Earlier in February, I published my thoughts
on Google throwing away a Terraria
release on Stadia by offering creator Andrew Spinks absolutely no assistance after he was mysteriously locked out of all Google services. I heard from Rhodri Marsden, a writer frequently published at The National
, about a “thing” he was writing (his definition, which I’m going to start using for my work as well) on digital “lockouts” and their increasing importance. I agreed to provide additional comments for his article, and we chatted a bit over email.
I was flattered by how prominently he used my quotes throughout the story, and I appreciate how he rolled with what I’m sure was at least one unexpected answer. I fully agree the issue needs ongoing examination. New laws may very well be appropriate. But I prefer to focus on how to protect myself, pass along how you can protect yourself, and keep moving forward.
Check out the story at The National
–and sometime look up Rhodri Marsden’s fascinating music career
which includes being thrown off of Blur’s tour of the UK. As a newsletter extra, I’m including my full answers to his interview questions here.
Marsden: With your own experience with AdSense, what did you find the most troubling aspect of your lockout? The injustice of it? The lack of recourse to appeal? Was there something deeply troubling about a notional “customer service” where it’s impossible to speak to (or reason with) an actual human?
In fact, it’s becoming clear to me that people with a profile who are able to make a noise about their case have a better chance of having it resolved to their satisfaction, which (to me) makes a mockery of the notion of customer service at all…
Mitchell: “Injustice” might be the right word. I was younger and much more naive when Google blindsided my team. I got used to thinking of the AdSense program as a fair partnership between me and Google. Just as we were ready to collect our first check, they decided there was a problem, said they returned all of our earnings to their ad partners, and locked me out of the AdSense dashboard. They wouldn’t explain what the exact problem was—I’ve sent multiple appeals—but I’m sure we sent them many legitimate customers. We did the work. Google’s advertisers got everything for free. My team got nothing. I got banned for life.

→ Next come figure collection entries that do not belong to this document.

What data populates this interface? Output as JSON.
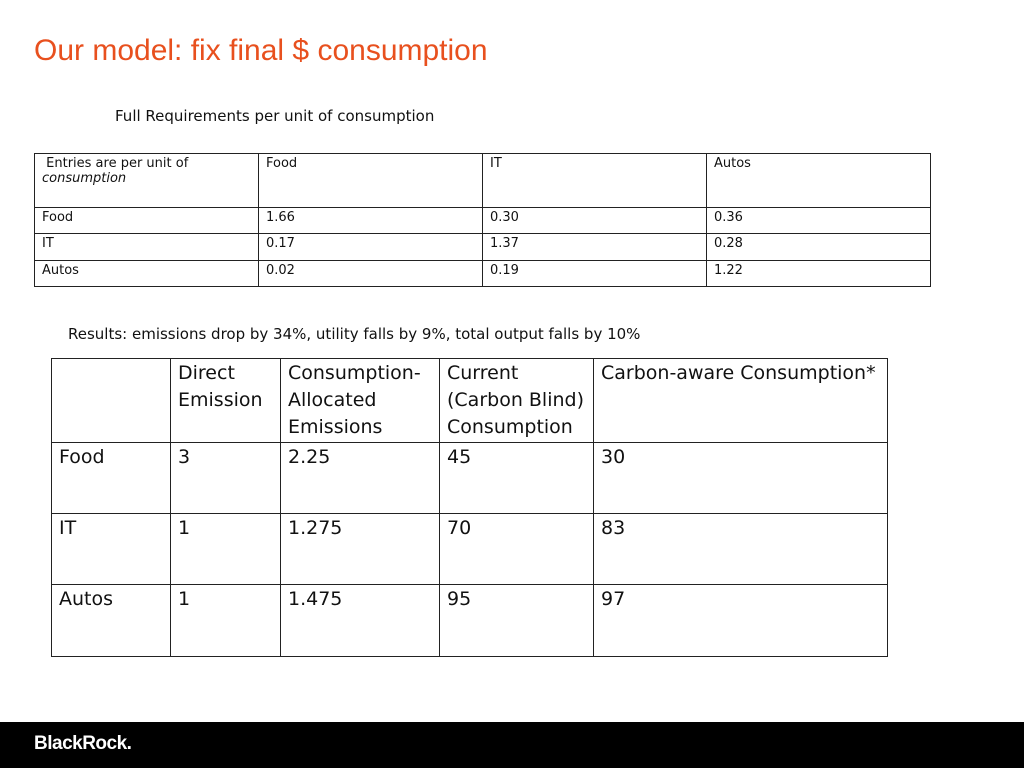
{
  "title": "Our model: fix final $ consumption",
  "requirements": {
    "caption": "Full Requirements per unit of consumption",
    "corner": {
      "text": "Entries are per unit of",
      "emphasis": "consumption"
    },
    "columns": [
      "Food",
      "IT",
      "Autos"
    ],
    "rows": [
      [
        "Food",
        "1.66",
        "0.30",
        "0.36"
      ],
      [
        "IT",
        "0.17",
        "1.37",
        "0.28"
      ],
      [
        "Autos",
        "0.02",
        "0.19",
        "1.22"
      ]
    ]
  },
  "results": {
    "caption": "Results:  emissions drop by 34%, utility falls by 9%, total output falls by 10%",
    "columns": [
      "Direct Emission",
      "Consumption-Allocated Emissions",
      "Current (Carbon Blind) Consumption",
      "Carbon-aware Consumption*"
    ],
    "rows": [
      [
        "Food",
        "3",
        "2.25",
        "45",
        "30"
      ],
      [
        "IT",
        "1",
        "1.275",
        "70",
        "83"
      ],
      [
        "Autos",
        "1",
        "1.475",
        "95",
        "97"
      ]
    ]
  },
  "footer": {
    "logo": "BlackRock."
  }
}
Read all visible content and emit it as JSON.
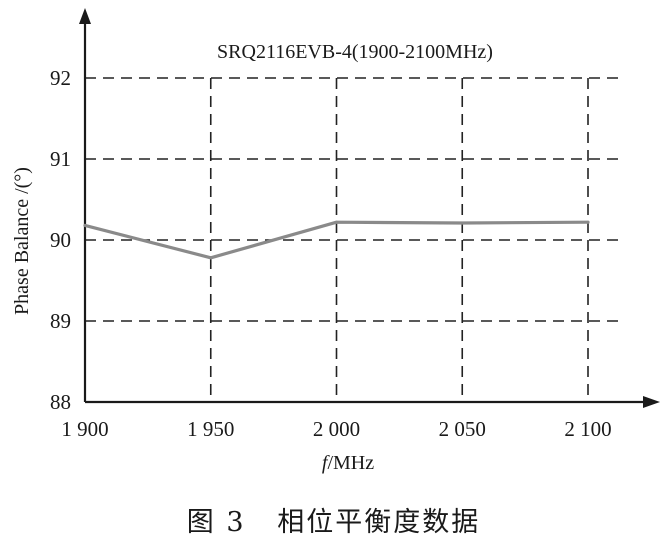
{
  "chart_data": {
    "type": "line",
    "title": "SRQ2116EVB-4(1900-2100MHz)",
    "xlabel_italic": "f",
    "xlabel_rest": "/MHz",
    "ylabel": "Phase Balance /(°)",
    "x_ticks": [
      1900,
      1950,
      2000,
      2050,
      2100
    ],
    "x_tick_labels": [
      "1 900",
      "1 950",
      "2 000",
      "2 050",
      "2 100"
    ],
    "y_ticks": [
      88,
      89,
      90,
      91,
      92
    ],
    "y_tick_labels": [
      "88",
      "89",
      "90",
      "91",
      "92"
    ],
    "xlim": [
      1900,
      2100
    ],
    "ylim": [
      88,
      92
    ],
    "grid": true,
    "series": [
      {
        "x": [
          1900,
          1950,
          2000,
          2050,
          2100
        ],
        "values": [
          90.18,
          89.78,
          90.22,
          90.21,
          90.22
        ],
        "color": "#8a8a8a"
      }
    ]
  },
  "caption": "图 3   相位平衡度数据"
}
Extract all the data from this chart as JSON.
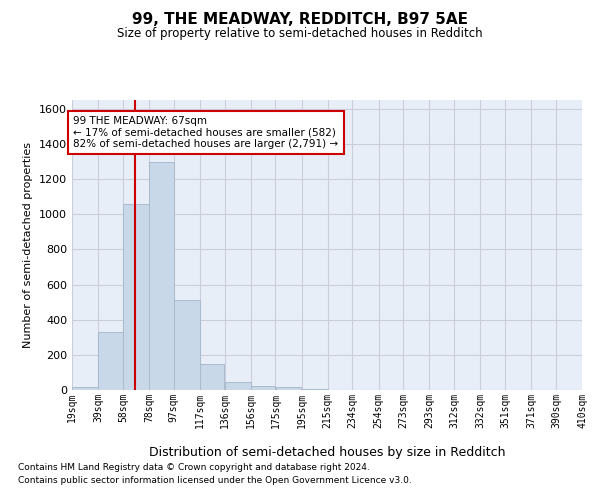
{
  "title1": "99, THE MEADWAY, REDDITCH, B97 5AE",
  "title2": "Size of property relative to semi-detached houses in Redditch",
  "xlabel": "Distribution of semi-detached houses by size in Redditch",
  "ylabel": "Number of semi-detached properties",
  "footnote1": "Contains HM Land Registry data © Crown copyright and database right 2024.",
  "footnote2": "Contains public sector information licensed under the Open Government Licence v3.0.",
  "annotation_line1": "99 THE MEADWAY: 67sqm",
  "annotation_line2": "← 17% of semi-detached houses are smaller (582)",
  "annotation_line3": "82% of semi-detached houses are larger (2,791) →",
  "property_size": 67,
  "bin_edges": [
    19,
    39,
    58,
    78,
    97,
    117,
    136,
    156,
    175,
    195,
    215,
    234,
    254,
    273,
    293,
    312,
    332,
    351,
    371,
    390,
    410
  ],
  "bar_values": [
    15,
    330,
    1060,
    1295,
    510,
    150,
    45,
    25,
    15,
    5,
    0,
    0,
    0,
    0,
    0,
    0,
    0,
    0,
    0,
    0
  ],
  "bar_color": "#c8d8e8",
  "bar_edgecolor": "#aabbcc",
  "vline_color": "#cc0000",
  "vline_x": 67,
  "ylim": [
    0,
    1650
  ],
  "yticks": [
    0,
    200,
    400,
    600,
    800,
    1000,
    1200,
    1400,
    1600
  ],
  "grid_color": "#ccccdd",
  "background_color": "#e8eef8"
}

The sense of unfairness was unforgettable. This was not a partnership—I had been working in Google’s house. When it was time to get paid, they threw me out and told me not to come back. I had no leverage. There was nowhere to go with it. Was I supposed to play goalie with all of the clicks on my website? If they are so skilled at identifying invalid clicks and conversions, why not just ignore them? Don’t pay me and don’t charge the advertiser for them. I still earned the rest of the check. Why is someone else entitled to that? I notice by the time blogging declined and webmasters got wise to the risks, Google seemed to start doing the exact same thing to a new class of unsuspecting content creators on YouTube.
Google’s inconsistency has always bothered me. As you mentioned, high-profile accounts seem to be reinstated routinely when they make enough noise. Would you do that for someone you believe defrauded you because you found out they were popular? Unlike Andrew Spinks, I’m only locked out of one section of my Google account. I can use Gmail, YouTube, Google Drive, Google Voice, and countless other services. I can place orders in their store and make payments to other sites with their transaction service. Do they believe I’m a bad guy or not? Their actions seem to communicate to me that they don’t really believe their own messaging when they ban accounts. I suspect they either don’t want to spend the time to resolve their own bans or that they’re comfortable enforcing the bans even when they can’t prove the account holder is to blame. I certainly wasn’t.
Marsden: When I read about these cases, using cloud-based services suddenly feels very precarious. (I spent the afternoon grabbing all my stuff and backing it up!) I wondered if you had any view on how this state of affairs can be resolved. GMail, Dropbox, Apple ID have become “essential services” – indeed, they sell themselves as such – but agreeing to the ToS means you can be booted off for whatever reason… Do there need to be better laws to recognise the unique role of these services and their importance to people’s lives, businesses, wellbeing?
Mitchell: Realistically, I think new laws are always going to trail behind a lot of damage. It’s a lot more important that we learn to limit the risks we take. We tend to think of being online as this phenomenon that started about 25 years ago, so now we think we’ve seen it all. The truth is that the online experience is changing all the time. Many of us know not to hand our kids an iPad and stop paying attention. Some of us have figured out not to believe every shared post on Facebook. Now we have to decide whether to trust cryptocurrency or accept investment advice from message boards. There’s always something new happening.
I think we’re still coming to terms with the fact that these essential and convenient service providers can’t be expected to look after our best interests. Governing bodies will continue to step in when a problem gets too big to ignore, but we’re responsible for developing a situational awareness online (just like in the real world) to make sure we’re not tripped up by something new. It’s an exercise in risk assessment, and there’s a real danger of getting it wrong once in a while.